Люди то и дело тревожно поглядывали на небо. Стоило одному задрать голову... Неба они боялись пуще всего. Выцветшее от зноя до мутной белизны, оно таило опасность, в нем то и дело завязывались воздушные бои. Но наших истребителей было мало, и им приходилось сражаться один против трех, четырех.
Самолеты накрыли отступающих не в станице, а за ее околицей. Видимо, в планы гитлеровцев не входило разрушение станицы. Да и на открытом месте лучше видна была сама и цель, и то, как она поражается.
Что они делали, сволочи!.. Кружили, высматривая, куда нанести удар, спокойно заходили на цель. Земля дрожала. Но спускаться низко все же боялись: вчера, рассказывал мне Иван Тихонович, какой-то удачливый боец срезал из ручного пулемета один из летевших над самыми станичными тополями «фокке-вульфов». Самолет упал за станицей. Обломки обгоревшей машины лежали в поле как знак предостережения.
Иван Тихонович, ставший со вчерашнего дня моим «двоюродным дядей», моей крышей, то садился на глиняную скамеечку у своей халупы-мазанки, с огорченным видом крутил цигарку, то ходил по двору, качал сокрушенно головой и что-то бормотал между приступами астматического кашля. Я несколько раз бросал на него осуждающие взгляды, но он то ли не замечал их, то ли не подавал вида, что замечает. Тогда я подошел к нему и сказал напрямик:
— Иван Тихонович, мне не нравится ваше состояние. Возьмите себя в руки.
Он твердо посмотрел мне в глаза.
— Не беспокойся, Михаил. Я тебя не подведу. А вот смотреть мне, как наши отступают, — тяжело.
— Идите в хату,— предложил я.
— Нет, — покачал он головой. — Буду глядеть, злость на врага буду накапливать...
Это, пожалуй, он хорошо сказал насчет злости. Во мне самом совершался этот процесс, может быть, даже незаметно. Казалось бы, чего-чего, а ненависти к гитлеровцам у меня было достаточно, как говорится, по самую завязку, и все-таки ее прибавлялось, она аккумулировалась во мне как некая энергия. Я даже подумал, что такой запас может повредить: в нашем деле спокойствие, хладнокровие превыше всего. Никаких эмоций! Иногда и юморок не мешает... Даже в самые трудные минуты.
В общем-то, я не испытывал признаков страха перед будущим. Еще до войны я увлекался многими видами спорта, и, хоть не казался силачом, выносливости и ловкости моего хорошо натренированного тела завидовали многие мои однокашники.

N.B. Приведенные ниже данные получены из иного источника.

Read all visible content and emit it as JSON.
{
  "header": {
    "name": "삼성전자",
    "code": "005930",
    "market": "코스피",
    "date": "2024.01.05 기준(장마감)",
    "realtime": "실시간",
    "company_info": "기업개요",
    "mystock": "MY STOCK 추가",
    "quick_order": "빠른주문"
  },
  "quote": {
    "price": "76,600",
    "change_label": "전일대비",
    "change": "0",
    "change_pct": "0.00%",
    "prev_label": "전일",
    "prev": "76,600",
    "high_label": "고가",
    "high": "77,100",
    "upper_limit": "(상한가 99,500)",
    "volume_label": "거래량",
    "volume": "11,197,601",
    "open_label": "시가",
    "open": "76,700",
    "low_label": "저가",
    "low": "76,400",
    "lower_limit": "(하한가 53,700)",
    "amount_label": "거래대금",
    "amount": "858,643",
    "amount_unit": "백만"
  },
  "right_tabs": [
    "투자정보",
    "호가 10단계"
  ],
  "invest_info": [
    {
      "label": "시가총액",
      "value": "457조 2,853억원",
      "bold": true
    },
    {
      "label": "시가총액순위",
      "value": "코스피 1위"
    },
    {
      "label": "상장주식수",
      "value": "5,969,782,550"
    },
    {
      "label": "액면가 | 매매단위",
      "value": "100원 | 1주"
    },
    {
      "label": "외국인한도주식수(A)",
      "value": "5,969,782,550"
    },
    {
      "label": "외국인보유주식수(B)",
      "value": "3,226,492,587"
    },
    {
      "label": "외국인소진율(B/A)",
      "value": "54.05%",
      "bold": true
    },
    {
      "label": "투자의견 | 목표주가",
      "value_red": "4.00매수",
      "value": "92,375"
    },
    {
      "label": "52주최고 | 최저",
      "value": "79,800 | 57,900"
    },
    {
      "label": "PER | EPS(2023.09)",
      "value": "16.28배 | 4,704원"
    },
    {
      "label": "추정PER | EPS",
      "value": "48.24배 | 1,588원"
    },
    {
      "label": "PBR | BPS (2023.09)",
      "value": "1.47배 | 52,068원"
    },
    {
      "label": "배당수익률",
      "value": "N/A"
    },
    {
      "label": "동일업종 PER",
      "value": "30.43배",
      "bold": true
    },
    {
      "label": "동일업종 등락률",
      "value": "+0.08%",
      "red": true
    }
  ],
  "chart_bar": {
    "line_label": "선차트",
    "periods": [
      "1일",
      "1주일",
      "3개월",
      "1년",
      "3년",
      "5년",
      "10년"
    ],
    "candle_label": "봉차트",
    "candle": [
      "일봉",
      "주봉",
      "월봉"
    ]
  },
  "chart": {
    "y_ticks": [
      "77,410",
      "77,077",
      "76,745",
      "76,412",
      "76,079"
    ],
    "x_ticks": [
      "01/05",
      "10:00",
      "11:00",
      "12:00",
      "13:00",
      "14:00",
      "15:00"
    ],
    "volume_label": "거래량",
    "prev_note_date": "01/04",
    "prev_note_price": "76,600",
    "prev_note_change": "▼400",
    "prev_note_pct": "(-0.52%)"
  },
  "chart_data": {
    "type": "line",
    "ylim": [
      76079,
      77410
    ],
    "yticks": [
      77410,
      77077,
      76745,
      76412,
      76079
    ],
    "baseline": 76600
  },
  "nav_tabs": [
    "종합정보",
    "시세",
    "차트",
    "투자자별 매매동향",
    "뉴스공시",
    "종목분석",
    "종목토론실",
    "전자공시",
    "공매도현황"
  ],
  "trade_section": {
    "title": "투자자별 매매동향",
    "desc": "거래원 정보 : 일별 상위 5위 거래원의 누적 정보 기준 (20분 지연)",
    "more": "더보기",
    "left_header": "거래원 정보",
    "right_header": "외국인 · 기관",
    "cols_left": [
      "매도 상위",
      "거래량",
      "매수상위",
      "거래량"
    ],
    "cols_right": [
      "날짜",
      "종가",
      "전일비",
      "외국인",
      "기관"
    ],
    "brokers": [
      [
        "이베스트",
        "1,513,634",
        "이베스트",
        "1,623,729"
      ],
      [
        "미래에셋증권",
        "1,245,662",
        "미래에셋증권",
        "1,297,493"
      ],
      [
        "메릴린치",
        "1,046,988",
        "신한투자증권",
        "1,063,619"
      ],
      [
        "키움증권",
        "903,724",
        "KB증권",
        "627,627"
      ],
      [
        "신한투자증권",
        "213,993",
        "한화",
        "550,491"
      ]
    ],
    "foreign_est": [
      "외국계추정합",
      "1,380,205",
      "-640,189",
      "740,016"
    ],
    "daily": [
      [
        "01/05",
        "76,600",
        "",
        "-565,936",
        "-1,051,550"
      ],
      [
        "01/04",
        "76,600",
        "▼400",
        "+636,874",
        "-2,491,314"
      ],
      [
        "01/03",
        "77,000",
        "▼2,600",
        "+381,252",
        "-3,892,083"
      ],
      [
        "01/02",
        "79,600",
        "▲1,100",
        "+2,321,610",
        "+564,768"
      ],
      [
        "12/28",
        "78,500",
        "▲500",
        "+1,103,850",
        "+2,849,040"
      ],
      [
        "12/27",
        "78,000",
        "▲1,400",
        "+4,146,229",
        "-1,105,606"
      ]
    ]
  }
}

Готовили нас спешно, но по полной программе, и я усвоил ее как будто неплохо. К тому же я хорошо знал Немецкий язык. Еще наша школьная учительница-немка говорила, что у меня редкие лингвистические способности. Все это придавало мне уверенности, хотя я был новичок и мне предстояло держать трудный экзамен.
К полудню основная волна отступающих схлынула. Теперь по широкой станичной улице брели небольшие группы легко раненных, проносились одинокие машины, медленно двигались подводы, груженные домашним скарбом; детишки сидели на узлах, женщины шагали рядом с повозками. Пыль оседала на станицу. Листья тополей, крыши, трава покрылись толстым серым слоем.
Бой, очевидно, шел уже невдалеке от западной околицы, оттуда все громче и громче доносилось бухание пушек, затем стала различима ружейная и пулеметная стрельба.
— Давай, Михаил, в хату, — сказал мой «дядя» после очередного приступа кашля. — Не резон лоб под глупую пулю подставлять. Она ведь далеко летит.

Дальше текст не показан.